As you can see in the forum post here, the final snag turned out to be failing to save the "old" DataTypes for Nested Content to "new" DataTypes between updates and when I had done that the site update completed and we had manageable content again!!! Thanks again to Lee, Matt, Sebastiaan's upgrade checklist, and everyone on the Slack channel for their help!

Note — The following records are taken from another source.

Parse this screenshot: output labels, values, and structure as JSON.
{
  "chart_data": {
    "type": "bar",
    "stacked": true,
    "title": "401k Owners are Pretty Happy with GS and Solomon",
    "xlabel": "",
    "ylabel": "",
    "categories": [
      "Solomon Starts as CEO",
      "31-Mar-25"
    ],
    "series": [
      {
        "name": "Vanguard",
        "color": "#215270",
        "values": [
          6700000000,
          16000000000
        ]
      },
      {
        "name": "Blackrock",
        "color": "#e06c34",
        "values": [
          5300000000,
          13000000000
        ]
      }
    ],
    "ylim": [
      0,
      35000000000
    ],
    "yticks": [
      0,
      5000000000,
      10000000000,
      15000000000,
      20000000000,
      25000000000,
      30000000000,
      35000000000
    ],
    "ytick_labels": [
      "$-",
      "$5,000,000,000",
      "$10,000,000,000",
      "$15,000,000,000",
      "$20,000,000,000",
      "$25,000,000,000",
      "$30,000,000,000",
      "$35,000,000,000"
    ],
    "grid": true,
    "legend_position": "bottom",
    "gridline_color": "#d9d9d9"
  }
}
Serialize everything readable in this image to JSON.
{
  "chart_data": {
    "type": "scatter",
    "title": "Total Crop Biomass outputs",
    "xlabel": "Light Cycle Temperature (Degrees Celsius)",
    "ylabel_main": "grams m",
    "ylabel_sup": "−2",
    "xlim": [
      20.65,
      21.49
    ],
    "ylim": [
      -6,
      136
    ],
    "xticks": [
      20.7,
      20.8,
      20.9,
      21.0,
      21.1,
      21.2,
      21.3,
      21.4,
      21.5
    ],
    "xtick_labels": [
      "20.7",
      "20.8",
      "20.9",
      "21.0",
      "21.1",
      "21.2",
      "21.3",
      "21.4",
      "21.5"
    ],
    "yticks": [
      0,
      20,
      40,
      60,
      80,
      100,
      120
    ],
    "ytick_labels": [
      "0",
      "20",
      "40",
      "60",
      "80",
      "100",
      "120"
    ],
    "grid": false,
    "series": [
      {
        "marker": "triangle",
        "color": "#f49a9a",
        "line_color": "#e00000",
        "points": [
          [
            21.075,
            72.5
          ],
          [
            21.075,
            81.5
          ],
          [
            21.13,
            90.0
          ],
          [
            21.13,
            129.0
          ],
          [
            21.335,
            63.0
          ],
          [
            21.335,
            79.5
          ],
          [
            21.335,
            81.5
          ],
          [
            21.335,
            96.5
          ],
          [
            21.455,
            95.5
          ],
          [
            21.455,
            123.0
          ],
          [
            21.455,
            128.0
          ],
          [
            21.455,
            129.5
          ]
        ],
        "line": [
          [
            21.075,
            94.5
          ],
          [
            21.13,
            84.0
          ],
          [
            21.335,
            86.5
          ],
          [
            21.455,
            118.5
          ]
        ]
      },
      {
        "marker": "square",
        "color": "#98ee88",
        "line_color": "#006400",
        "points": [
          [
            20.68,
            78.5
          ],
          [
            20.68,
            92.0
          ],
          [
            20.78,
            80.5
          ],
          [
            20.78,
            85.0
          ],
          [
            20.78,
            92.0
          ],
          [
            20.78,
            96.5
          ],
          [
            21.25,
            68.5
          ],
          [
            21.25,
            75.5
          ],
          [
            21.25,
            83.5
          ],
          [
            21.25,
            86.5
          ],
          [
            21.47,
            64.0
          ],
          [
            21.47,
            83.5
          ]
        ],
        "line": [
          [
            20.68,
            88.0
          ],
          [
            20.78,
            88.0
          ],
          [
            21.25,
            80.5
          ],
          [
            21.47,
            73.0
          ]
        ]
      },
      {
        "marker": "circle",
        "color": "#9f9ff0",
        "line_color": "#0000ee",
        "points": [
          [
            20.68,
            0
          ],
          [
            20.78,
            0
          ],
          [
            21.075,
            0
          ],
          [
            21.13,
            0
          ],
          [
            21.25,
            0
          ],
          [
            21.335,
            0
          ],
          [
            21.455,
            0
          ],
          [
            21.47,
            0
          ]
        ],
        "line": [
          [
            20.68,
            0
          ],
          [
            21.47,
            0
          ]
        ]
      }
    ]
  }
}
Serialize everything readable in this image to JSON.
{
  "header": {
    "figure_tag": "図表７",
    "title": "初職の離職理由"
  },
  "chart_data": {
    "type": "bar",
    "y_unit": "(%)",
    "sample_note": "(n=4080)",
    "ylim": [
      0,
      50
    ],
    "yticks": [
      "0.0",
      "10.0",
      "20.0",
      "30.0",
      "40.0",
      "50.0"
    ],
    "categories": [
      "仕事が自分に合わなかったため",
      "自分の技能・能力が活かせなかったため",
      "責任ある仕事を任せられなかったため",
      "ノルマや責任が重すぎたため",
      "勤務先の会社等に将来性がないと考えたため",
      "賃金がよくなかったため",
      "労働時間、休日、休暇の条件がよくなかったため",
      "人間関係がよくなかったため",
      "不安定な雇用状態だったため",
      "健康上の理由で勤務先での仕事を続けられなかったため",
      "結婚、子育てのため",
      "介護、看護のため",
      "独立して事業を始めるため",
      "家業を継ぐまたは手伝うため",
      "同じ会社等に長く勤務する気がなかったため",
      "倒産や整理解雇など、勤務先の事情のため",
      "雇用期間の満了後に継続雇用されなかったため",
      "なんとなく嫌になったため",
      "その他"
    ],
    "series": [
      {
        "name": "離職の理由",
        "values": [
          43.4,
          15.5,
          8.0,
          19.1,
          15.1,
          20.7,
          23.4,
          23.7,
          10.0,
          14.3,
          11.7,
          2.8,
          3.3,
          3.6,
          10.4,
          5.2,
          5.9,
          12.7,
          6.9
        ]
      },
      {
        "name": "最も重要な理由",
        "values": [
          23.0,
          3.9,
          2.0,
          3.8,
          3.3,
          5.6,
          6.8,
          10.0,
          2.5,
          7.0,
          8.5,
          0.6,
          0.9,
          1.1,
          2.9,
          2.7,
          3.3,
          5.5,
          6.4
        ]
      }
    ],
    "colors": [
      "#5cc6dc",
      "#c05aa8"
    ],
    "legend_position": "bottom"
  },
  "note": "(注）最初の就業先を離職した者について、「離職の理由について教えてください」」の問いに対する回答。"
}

Once we had an updateable core, it was smooth sailing again, all the way up to v7.5.14 - the penultimate version before taking the leap to 7.6 due to breaking database changes highlighted by both the community in conversations as well as the upgrade documentation!
Make sure you update to v7.5.14 before moving onto v7.6!
I had, at this point, also been able to convert the out-dated packages like Angular Maps to TerraType, with no loss of mapping as mentioned before! Thanks to the community for pointing out the replacement as well as hats off to Jonathan Richards for both packages and especially the smooth migration process between, it was well appreciated by this time!
Therefore, I was relieved to know that I would be initiating the final push to 7.6.5 the next morning, as well as updating the last three packages to their respective latest versions in preparation for the migration to the Cloud!
I was then able to complete the core update all the way to 7.6.5, install the local version of Cloud into a new VS Solution by following the brilliant directions from HQ, as well as commit all the local files up to the Cloud instance!
The rest of the migration in Cloud itself, i.e. from the Dev instance to Live, still had a few minor hiccups but each was handled resolutely by the Triple-S team, as well as other members of HQ when needed. In conversations with others who have moved to Cloud this timely response and perseverance to sort out the issues goes a long, long way in showing the dedication the entire HQ have for Cloud.
Point to be made, about migrating the Database up, is that the migration process handles all updates to the Azure DB that you set up when you create the Cloud instance. The local instances maintain their connection strings in the web.config as usual, and the HQ have created a magical process that handles the data transformation for you behind the scenes! Thank you HQ, it's the little tweaks and tricks we don't see that make Cloud so amazing!
So, to sum it all up, to move to Cloud you need to make sure your core version is at the newest version as well as each package used on the site is on their latest respective version supported by Cloud. Sign-up or log in to create a new project on Cloud and then download and install the Cloud repo into your local IDE, copy your site files into the local solution and use Git to commit everything up to the remote Cloud repo!
So, for me, while the entire process proved to be a bit more complicated than originally thought, this was, in fact, an edge case in that the site required loads of updates to be able to work on Cloud, as well as having out-dated packages that required the same. It goes to show that you should always update your Core and packages as often as new versions are released to maintain the highest level of performance and security as well as making any further updates a load easier for you to handle! Personally, I think the greatest feature of Cloud is the fact that HQ handle these Core updates for you and you're only left managing the packages updates when released!
I hope this helps anyone who is contemplating moving on up to Cloud and I would be happy to answer any questions you might have ... after the holidays!
Happy holidays to all, and to all a good night!